Are associates no longer interested in partner roles?

Posted in Latest News on 18 Apr 2024

Some recent studies are starting to show an interesting trend that might be happening at the highest levels of the legal profession.  

A recent report by LexisNexis has revealed that nearly three-quarters of associates aren’t looking to move up to a partner position at their current firm. The survey, which spoke to over 500 associates in the United Kingdom, found that only 25% are looking to move up to partner level in the next five years, with only 3% looking to do this at a different firm. Are associates no longer interested in stepping up to one of the highest rungs on the legal ladder?  

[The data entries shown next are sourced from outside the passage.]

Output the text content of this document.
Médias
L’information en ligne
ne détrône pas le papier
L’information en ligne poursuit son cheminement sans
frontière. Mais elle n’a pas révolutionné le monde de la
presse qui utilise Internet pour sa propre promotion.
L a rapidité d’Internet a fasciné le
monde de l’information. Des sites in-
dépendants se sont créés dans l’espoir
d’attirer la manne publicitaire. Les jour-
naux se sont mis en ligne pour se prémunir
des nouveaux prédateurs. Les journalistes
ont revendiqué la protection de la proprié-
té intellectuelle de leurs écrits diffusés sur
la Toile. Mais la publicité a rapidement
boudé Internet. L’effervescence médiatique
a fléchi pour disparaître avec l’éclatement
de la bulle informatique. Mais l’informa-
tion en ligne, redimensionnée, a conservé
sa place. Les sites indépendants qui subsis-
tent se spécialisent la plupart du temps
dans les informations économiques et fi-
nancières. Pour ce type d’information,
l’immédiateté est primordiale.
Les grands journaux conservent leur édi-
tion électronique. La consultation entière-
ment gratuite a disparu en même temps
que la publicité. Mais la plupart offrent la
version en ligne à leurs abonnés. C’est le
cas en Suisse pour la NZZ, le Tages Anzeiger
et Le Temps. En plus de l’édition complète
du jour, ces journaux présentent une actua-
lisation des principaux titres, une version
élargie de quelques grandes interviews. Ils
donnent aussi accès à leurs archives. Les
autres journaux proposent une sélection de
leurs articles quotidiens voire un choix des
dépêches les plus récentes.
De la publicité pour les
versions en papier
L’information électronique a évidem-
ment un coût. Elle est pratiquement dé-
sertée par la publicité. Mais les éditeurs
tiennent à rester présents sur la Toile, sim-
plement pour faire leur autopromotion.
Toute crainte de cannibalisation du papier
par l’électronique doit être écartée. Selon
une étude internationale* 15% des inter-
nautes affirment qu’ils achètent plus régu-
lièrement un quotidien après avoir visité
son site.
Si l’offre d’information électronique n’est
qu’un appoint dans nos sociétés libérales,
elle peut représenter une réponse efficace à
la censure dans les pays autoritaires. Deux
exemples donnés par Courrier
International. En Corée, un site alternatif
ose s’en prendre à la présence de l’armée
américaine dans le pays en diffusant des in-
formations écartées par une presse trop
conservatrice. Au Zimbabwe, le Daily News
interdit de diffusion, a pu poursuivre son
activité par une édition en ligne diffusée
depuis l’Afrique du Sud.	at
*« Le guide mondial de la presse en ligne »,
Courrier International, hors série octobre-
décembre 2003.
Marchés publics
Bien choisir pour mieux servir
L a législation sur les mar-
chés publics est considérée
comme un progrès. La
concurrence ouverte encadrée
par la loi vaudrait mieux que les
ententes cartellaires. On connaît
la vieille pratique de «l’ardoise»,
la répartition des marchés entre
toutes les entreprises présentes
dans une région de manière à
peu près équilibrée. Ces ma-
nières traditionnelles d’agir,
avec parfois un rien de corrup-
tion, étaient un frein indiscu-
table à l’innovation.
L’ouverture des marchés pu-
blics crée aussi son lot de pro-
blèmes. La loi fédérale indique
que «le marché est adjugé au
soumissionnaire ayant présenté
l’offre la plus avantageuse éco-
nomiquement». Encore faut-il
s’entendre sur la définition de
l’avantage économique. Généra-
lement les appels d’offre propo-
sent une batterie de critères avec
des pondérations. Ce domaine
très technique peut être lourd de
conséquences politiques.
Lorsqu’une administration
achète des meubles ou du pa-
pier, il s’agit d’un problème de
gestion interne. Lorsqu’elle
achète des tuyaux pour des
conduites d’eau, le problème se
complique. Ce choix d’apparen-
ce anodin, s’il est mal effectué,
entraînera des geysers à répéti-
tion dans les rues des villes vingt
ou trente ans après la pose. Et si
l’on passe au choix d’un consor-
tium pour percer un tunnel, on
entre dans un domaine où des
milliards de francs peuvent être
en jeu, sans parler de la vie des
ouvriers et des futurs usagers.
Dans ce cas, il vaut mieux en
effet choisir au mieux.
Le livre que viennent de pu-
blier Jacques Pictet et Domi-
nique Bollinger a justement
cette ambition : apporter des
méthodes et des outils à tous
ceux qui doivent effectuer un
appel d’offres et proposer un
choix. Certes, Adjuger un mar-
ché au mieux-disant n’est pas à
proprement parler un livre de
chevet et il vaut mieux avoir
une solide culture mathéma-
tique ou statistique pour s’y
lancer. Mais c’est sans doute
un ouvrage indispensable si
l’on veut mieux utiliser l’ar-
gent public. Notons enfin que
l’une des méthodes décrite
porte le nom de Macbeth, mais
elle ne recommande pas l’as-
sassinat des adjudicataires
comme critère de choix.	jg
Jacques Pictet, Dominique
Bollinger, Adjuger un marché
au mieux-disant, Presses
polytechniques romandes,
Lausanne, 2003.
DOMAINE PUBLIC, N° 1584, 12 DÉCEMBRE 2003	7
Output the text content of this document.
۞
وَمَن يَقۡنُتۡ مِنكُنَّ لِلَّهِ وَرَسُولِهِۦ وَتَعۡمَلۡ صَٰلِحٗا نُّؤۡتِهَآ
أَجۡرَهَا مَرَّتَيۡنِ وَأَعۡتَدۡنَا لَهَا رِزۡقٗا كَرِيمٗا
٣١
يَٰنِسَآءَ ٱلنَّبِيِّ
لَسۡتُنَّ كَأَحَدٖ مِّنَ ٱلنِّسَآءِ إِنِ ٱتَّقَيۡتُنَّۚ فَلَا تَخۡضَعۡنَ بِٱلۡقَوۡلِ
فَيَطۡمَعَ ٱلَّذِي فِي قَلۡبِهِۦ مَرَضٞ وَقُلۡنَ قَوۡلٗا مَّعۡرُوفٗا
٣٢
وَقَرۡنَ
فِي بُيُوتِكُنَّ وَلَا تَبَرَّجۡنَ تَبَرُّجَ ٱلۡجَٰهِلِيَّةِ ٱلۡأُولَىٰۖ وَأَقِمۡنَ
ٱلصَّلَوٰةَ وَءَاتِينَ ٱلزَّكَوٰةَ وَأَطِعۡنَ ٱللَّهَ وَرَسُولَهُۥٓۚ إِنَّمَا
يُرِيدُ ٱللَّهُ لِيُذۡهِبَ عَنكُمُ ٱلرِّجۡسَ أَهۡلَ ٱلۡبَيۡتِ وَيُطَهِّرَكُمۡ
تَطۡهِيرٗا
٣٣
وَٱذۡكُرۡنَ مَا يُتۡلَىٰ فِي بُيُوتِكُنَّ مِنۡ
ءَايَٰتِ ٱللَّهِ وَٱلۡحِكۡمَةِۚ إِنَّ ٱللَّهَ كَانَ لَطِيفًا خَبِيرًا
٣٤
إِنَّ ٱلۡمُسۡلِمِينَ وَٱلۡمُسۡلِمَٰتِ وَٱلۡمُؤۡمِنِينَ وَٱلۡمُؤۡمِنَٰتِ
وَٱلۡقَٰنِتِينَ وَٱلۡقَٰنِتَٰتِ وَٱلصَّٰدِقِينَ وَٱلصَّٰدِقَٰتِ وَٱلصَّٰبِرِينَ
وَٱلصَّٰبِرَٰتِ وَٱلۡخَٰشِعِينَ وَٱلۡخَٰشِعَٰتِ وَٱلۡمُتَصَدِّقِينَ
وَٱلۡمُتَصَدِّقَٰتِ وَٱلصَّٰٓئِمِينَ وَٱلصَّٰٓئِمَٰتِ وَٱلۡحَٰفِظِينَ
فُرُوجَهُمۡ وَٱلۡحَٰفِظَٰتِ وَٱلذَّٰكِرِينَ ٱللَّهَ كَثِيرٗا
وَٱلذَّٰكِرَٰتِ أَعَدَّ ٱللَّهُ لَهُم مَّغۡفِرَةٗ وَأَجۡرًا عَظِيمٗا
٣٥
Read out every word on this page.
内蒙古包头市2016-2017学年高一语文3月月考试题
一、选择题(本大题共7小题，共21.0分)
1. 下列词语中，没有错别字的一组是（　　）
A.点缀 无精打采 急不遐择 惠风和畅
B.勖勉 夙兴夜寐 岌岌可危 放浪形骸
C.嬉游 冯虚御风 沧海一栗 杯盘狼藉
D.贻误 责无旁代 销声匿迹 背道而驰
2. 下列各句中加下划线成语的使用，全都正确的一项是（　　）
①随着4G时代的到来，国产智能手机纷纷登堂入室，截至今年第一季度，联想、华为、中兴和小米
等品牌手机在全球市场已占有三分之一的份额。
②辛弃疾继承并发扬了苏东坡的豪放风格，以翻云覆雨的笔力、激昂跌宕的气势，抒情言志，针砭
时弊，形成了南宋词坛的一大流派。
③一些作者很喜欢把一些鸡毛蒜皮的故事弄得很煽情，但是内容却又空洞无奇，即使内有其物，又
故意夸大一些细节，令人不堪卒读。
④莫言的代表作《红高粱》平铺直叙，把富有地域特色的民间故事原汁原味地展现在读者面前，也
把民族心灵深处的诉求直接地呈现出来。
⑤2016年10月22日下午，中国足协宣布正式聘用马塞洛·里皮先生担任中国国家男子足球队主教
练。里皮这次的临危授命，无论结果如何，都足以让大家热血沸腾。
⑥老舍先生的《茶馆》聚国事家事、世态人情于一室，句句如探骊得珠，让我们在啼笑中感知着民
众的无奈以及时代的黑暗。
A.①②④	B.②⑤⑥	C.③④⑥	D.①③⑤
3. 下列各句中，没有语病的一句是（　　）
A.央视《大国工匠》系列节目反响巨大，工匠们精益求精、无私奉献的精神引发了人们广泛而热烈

The report, entitled “Disloyal lawyers: has the partnership track officially lost its lustre?” reveals that most of those who have reached associate level are more concerned with striking a good work/life balance rather than pushing to reach the top. Senior leaders have noticed these declines in the legal market, with nearly half of them seeing a decrease in the number of people going forward for partner positions (with this number rising to 63% for larger firms). 71% believed that shift is due to the desire for a greater work/life balance, with this emerging as the primary reason people might move roles (this had the same statistic - 69% would move for bigger salaries). However, most associates are happy where they are and aren’t looking to move firms at all: 56% said they had no plans to move in the next five years, with only 12% of all surveyed thinking of leaving private practice. Many senior managing partners have commented upon the report and are aware that people no longer feel like they have to stay with a firm to try and get to the top.  

With the report’s publication, we thought it might be worth looking through the data for our own salary survey to see if we found anything similar to what the report was saying. In our survey, we found that, from the associates that responded to the survey (10% of the total), 20% of them had aspirations to move up to partner level – in many ways, a similar number to the LexisNexis survey. Our survey was a little less optimistic about the number of people looking to move up to partner level at their current firm: 45% believed they could do this at their current firm, with 47% concerned that firm structure would be a blocker to progression. This was the key reason we found behind not advancing to the partner level, unlike the work/life balance of the LexisNexis survey. 46% of respondents, however, are unlikely to change roles in the next five years, which, like the LexisNexis survey, shows that people might be happier not jumping to that level now and taking on a greater workload and responsibilities that might upset their work/life balance, or feel their firms might not allow them to balance that workload better.  

Overall, it’s clear that associates are considering the jump up to partner level very carefully, and some are choosing not to make that move. While jumping up the ladder with one firm may have been the old model, times have changed, and some are more concerned with having a better overall work/life balance rather than simply more money and a shinier title. It will be interesting to see if this trend impacts the wider market in the future.